Je vous livre ici le contenu d’une conversation que j’ai eue il y a quelques jours avec un collègue. Celui-ci, que je ne supposais pas comme particulièrement bien disposé envers les immigrés, me confie sa satisfaction d’avoir été invité à une fête d’anniversaire. Il me raconte comment, il y cinq ans, son épouse, membre d’une organisation non gouvernementale, avait aidé un Africain dans ses démarches lors de son arrivée en France. Celui-ci avait dû fuir son pays, y laissant sa femme et ses deux fils.
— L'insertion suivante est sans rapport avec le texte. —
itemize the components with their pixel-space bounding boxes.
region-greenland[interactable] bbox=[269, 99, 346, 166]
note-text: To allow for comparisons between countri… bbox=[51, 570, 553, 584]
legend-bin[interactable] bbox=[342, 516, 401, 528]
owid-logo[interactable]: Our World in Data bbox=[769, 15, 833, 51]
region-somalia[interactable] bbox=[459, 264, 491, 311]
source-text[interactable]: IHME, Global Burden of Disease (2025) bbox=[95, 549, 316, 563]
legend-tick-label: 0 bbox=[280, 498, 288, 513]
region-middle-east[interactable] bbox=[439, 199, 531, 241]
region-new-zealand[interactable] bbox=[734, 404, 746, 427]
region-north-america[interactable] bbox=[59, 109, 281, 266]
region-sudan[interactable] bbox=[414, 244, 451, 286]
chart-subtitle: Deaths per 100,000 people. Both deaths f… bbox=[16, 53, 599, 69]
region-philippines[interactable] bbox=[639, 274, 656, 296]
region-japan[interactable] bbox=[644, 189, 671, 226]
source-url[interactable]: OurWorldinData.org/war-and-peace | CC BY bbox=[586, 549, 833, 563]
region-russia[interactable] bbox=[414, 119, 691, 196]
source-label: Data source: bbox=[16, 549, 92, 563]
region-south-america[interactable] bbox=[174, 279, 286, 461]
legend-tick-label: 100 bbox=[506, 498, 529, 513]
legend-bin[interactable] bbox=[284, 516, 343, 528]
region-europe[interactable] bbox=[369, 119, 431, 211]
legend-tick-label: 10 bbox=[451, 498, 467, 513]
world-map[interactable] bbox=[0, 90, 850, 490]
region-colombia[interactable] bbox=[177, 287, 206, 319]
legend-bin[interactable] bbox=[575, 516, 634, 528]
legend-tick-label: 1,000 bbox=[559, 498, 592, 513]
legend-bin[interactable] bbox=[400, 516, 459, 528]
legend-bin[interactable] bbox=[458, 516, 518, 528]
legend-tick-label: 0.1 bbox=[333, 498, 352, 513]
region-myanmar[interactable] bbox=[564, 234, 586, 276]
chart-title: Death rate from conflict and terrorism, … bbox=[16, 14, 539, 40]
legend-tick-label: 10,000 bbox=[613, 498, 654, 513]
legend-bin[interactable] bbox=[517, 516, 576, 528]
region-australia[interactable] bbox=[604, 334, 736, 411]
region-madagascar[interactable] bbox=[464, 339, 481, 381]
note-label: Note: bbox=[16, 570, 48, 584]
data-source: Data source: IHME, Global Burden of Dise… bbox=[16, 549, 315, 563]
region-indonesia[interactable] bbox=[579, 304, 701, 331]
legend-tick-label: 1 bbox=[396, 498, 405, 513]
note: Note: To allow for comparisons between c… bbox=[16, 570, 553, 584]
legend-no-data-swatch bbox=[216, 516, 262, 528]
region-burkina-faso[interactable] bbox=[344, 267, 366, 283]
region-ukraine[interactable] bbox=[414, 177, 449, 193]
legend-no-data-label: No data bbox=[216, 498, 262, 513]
Rendant hommage à l’intelligence et au courage de cet homme, mon interlocuteur m’explique ensuite comment cet immigré avait pu s’insérer en France, trouvant du travail, parvenant ensuite à y faire venir sa famille et couronnant sa réussite par la naissance, dans notre pays, d’une petite fille.
A l’occasion du premier anniversaire de cette enfant, il avait organisé chez lui une grande fête, y conviant ses amis africains et ce couple blanc. Se sentant quelque peu écartelé entre son admiration pour son hôte, demeuré culturellement si différent, et sa défiance vis-à-vis des africains, mon collègue développe alors une argumentation qui m’étonne légèrement. En somme, les immigrés de première génération, ceux qui ont eu le courage de se lancer dans un pays inconnu, parfois au risque de leur vie, sont résolus à s’intégrer et y parviennent le plus souvent. Par contre, leurs enfants cèdent trop souvent à la tentation de s’abandonner à la paresse et se contentent de frauder pour bénéficier d’aides sociales.
Je me retiens alors de lui rappeler que, tous deux, nous connaissons au moins un immigré de deuxième génération, un certain Nicolas, qui ne s’inscrit assurément pas dans un tel schéma. Tout comme je m’abstiens de lui signaler que ce comportement n’est pas différent de celui attribué à certaines familles bien de chez nous : le père construit la fortune, les enfants en vivent et les petits-enfants la dissipent. Je me contente de lui dire qu’il n’y a pas que des immigrés pour être payés à ne rien faire et que même des philosophes, comme un certain Luc Ferry, y réussissent fort bien. Ce qui m’attire cette admirable réponse : « Il n’est pas le seul ! ».
Sidérant ! Le même élément qui imposerait de débusquer impitoyablement les moins bien lotis qui fraudent, parce que trop nombreux, vaut absolution pour les privilégiés, non solitaires, même si l’on se garde bien d’évaluer l’importance de la ponction sur les deniers publics opérée par ces derniers.